薙鎌打ち神事 (北安曇郡小谷村)

2015.09.01 / 地域を知る / 編集部さん

諏訪地域は来年の御柱祭に向け、着々と準備が進んでいます。
既にすべての柱が決定され、下社の8本はすべて伐採済、上社については今年は辰野町の国有林からモミの木をもらうことになり、抽選式前に伐採担当地区だけ決めるという異例の対応となりました。

熱を帯びる諏訪地方ですが、とおく離れた北安曇郡小谷村でも御柱に絡んだ神事が行われます。
この神事は「式年薙鎌打ち神事」といい、起源は明らかではありませんが、いったん明治維新で途絶えた後、昭和初期に地元の人が諏訪大社と協議のうえ復興させました。
御柱祭の前年に行われ、6年ごと交互に「境の宮」と「小倉明神社」で行われます。
薙鎌を打つ意味についても、いまだ明らかではありませんが“御柱祭を前に諏訪社への奉仕の範囲を確認した”という説が今のところ有力なようです。

今回、神事が行われる場所は小谷村戸土(とど)地区の「境の宮」。
諏訪地方から車で約3時間ほどの小谷村の中でも北端に近い場所に位置し、自動車で行くにはいったん県境を越え、新潟県側から入る必要があります。
現在は住人のいない戸土地区ですが、この日ばかりは境の宮や地元の諏訪系神社の氏子、神職が総出で集まります。諏訪からも諏訪大社宮司をはじめ神職や大総代、関係者足を運びます。
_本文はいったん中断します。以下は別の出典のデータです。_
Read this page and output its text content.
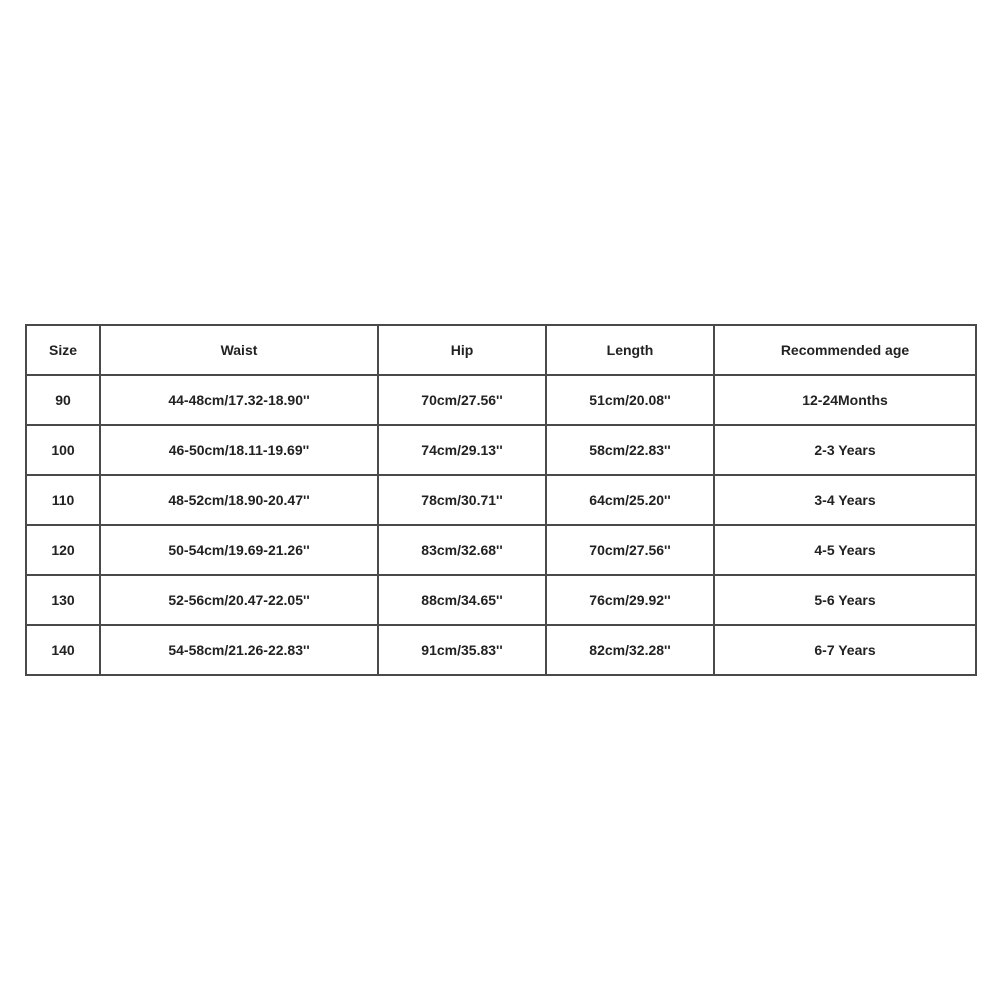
Size	Waist	Hip	Length	Recommended age
90	44-48cm/17.32-18.90''	70cm/27.56''	51cm/20.08''	12-24Months
100	46-50cm/18.11-19.69''	74cm/29.13''	58cm/22.83''	2-3 Years
110	48-52cm/18.90-20.47''	78cm/30.71''	64cm/25.20''	3-4 Years
120	50-54cm/19.69-21.26''	83cm/32.68''	70cm/27.56''	4-5 Years
130	52-56cm/20.47-22.05''	88cm/34.65''	76cm/29.92''	5-6 Years
140	54-58cm/21.26-22.83''	91cm/35.83''	82cm/32.28''	6-7 Years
霧と小雨の中、質素なお宮の周りに新聞の報道によれば400人もの人が集まりました。
お宮を取り囲み、神事を見守ります 。

薙鎌を打ち付けるのは、境内の杉の巨木。
ご神木とされ、過去の薙鎌も見られます。
古いものは樹皮に埋まって、ほんの一部しか形の見られないものもあります。

 

三方に薙ぎ鎌と木槌を乗せ、諏訪大社の宮司が木槌を使い、薙鎌をご神木に打ち込みます。
数回、木槌のかわいた音がして、 無事薙鎌はご神木に打ち付けられました。


3枚並んだうちの真ん中が、今回打ち込まれた薙鎌。
御柱祭の幕開けはこんな遠くの集落からも はじまっています。